I was somewhat expecting that the final scene of  “The Empty Hearse” would lead us into a widening mystery, that would be pursued in this week’s installment. I had so many questions. Who was that man, closely examining the footage of Watson’s bonfire rescue. Who took the footage? Is Mycroft in some way connected? I was quite clearly way off the mark.

This third series, far more than the previous pair, is focusing on the social network that has formed around the friendship between Holmes and Watson. The cases themselves are quite simply a backdrop, providing moments of drama or comedy or whatever is appropriate in order to reveal a certain aspect of the relationship being examined at that moment.

I did laugh loud and long and often during this sitting. Mrs. Husdon’s hysterical mirth in response to the prospect of Holmes’ best man speech was a fine teaser for the main event; Holme’s best man speech. Once things get going, this speech is the device around which the story hangs and the execution is as ever, immaculate.

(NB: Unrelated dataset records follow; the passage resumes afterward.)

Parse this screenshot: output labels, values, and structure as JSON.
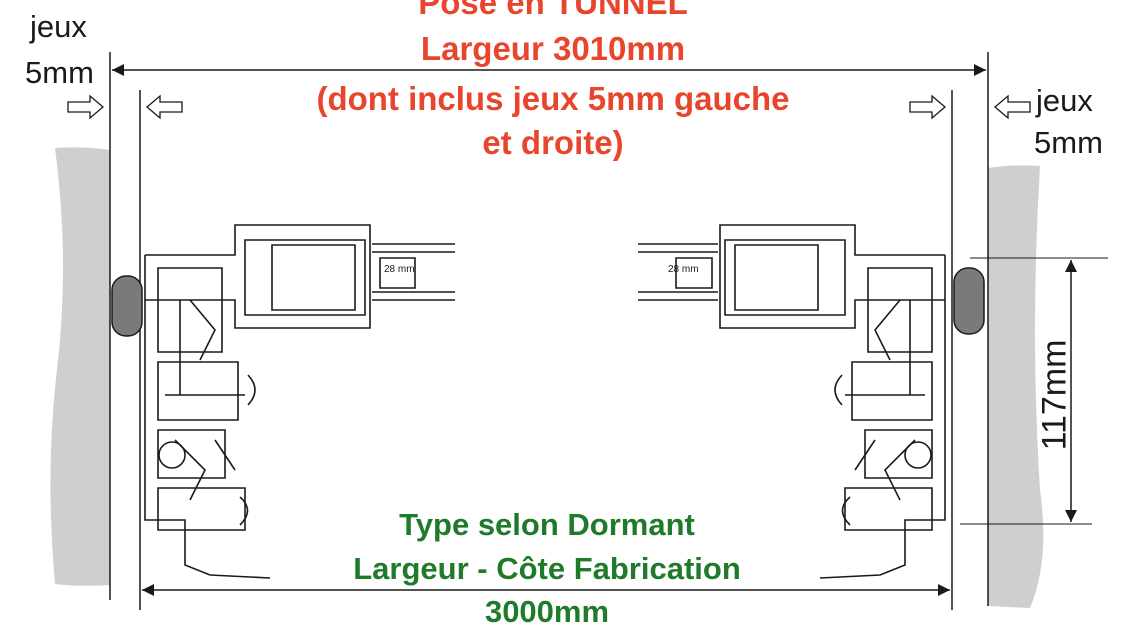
{
  "labels": {
    "left_gap_line1": "jeux",
    "left_gap_line2": "5mm",
    "right_gap_line1": "jeux",
    "right_gap_line2": "5mm",
    "vertical_dimension": "117mm",
    "profile_left_glazing": "28 mm",
    "profile_right_glazing": "28 mm"
  },
  "tunnel": {
    "line1": "Pose en TUNNEL",
    "line2": "Largeur 3010mm",
    "line3": "(dont inclus jeux 5mm gauche",
    "line4": "et droite)"
  },
  "fabrication": {
    "line1": "Type selon Dormant",
    "line2": "Largeur - Côte Fabrication",
    "line3": "3000mm"
  },
  "colors": {
    "tunnel_text": "#e8452c",
    "fabrication_text": "#1f7a2a",
    "wall": "#cfcfcf",
    "seal": "#7a7a7a",
    "line": "#1a1a1a"
  }
}
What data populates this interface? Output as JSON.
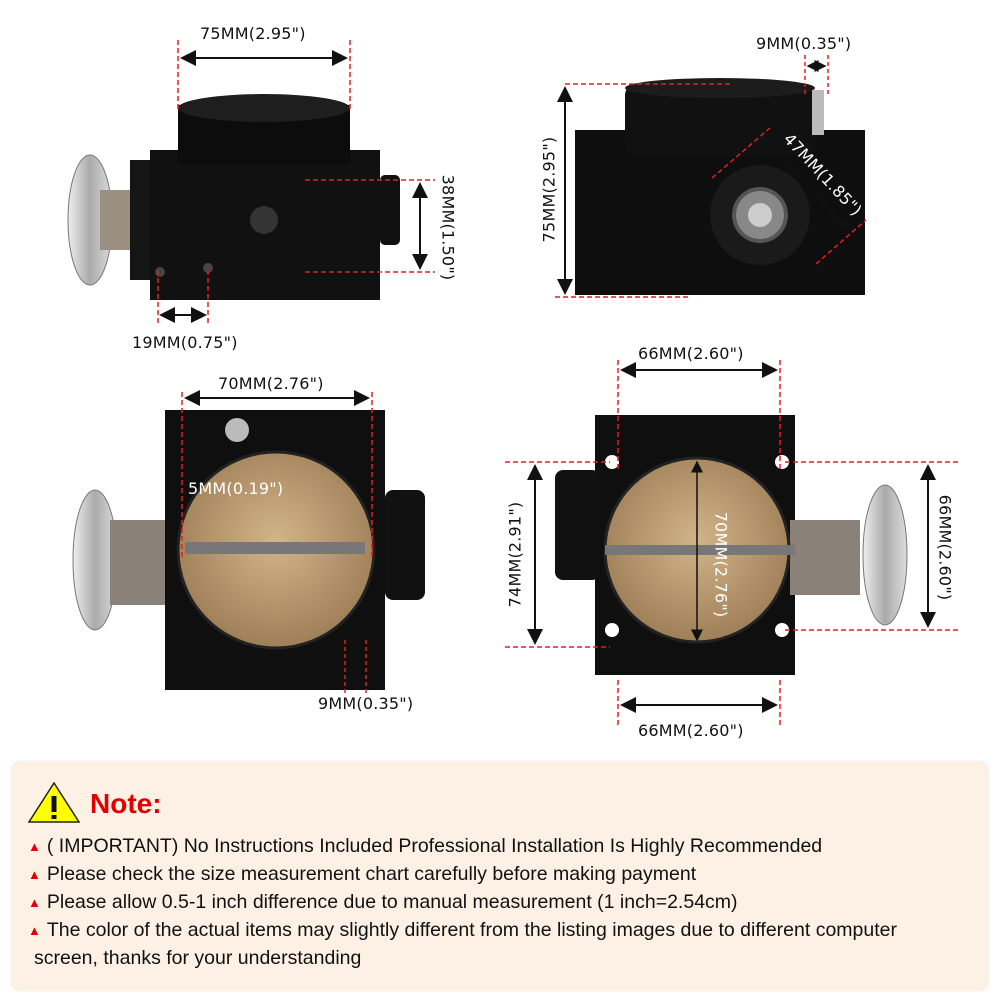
{
  "views": {
    "top_left": {
      "width_label": "75MM(2.95\")",
      "height_label": "38MM(1.50\")",
      "hole_spacing_label": "19MM(0.75\")"
    },
    "top_right": {
      "pin_label": "9MM(0.35\")",
      "height_label": "75MM(2.95\")",
      "bolt_spacing_label": "47MM(1.85\")"
    },
    "bottom_left": {
      "width_label": "70MM(2.76\")",
      "port_label": "5MM(0.19\")",
      "tab_label": "9MM(0.35\")"
    },
    "bottom_right": {
      "top_width_label": "66MM(2.60\")",
      "height_label": "74MM(2.91\")",
      "bore_label": "70MM(2.76\")",
      "side_label": "66MM(2.60\")",
      "bottom_width_label": "66MM(2.60\")"
    }
  },
  "note": {
    "title": "Note:",
    "items": [
      "( IMPORTANT) No Instructions Included Professional Installation Is Highly Recommended",
      "Please check the size measurement chart carefully before making payment",
      "Please allow 0.5-1 inch difference due to manual measurement (1 inch=2.54cm)",
      "The color of the actual items may slightly different from the listing images due to different computer",
      "screen, thanks for your understanding"
    ],
    "bullet_symbol": "▲"
  },
  "colors": {
    "accent_red": "#e00000",
    "note_bg": "#fcf1e4",
    "body_black": "#111111",
    "plate_bronze": "#b8976a"
  }
}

I consistently enjoy the manner in which certain moments are exploited with skill, verve and much tongue in cheek; Sherlocks’ response to being asked to be best man is a fine study of comic timing; the stag-night detection whilst under the influence is most chuckle-worthy, the blurred, distorted and quite frankly sozzled graphics being a particular highlight for yours truly ; the devious yet endearing manner in which bride to be Mary, engineers for both Watson and Holmes to get out of the house and give her some peace. It’s noteworthy how Amanda Abbington’s role feels utterly established, in this, her second appearance.

Comedic desserts aside, the story still manages to add an essential tartness to the mix. Holmes’ exchanges with Mycroft are always revealing and their debate on loneliness and the futility of relationships with us ‘goldfish’ provides a welcome contrast to the piece. It adds depth to the pathos inherent in our best man’s departure from the proceedings. I’m sure across the country, there was the odd deep sigh or solitary tear shed.

Altogether, this makes for a series that is quite distinctive from the bulk of Sherlock Holmes’ branded output. If I was to don my cynical hat for the briefest of moments, I’d call this Sherlock : The Soap Opera. Misunderstand me not, I thoroughly enjoyed this latest outing. This is a wonderful , entertaining and heartwarming slice of quality british television. However it is a series where the game whilst afoot, is trod ever so quietly.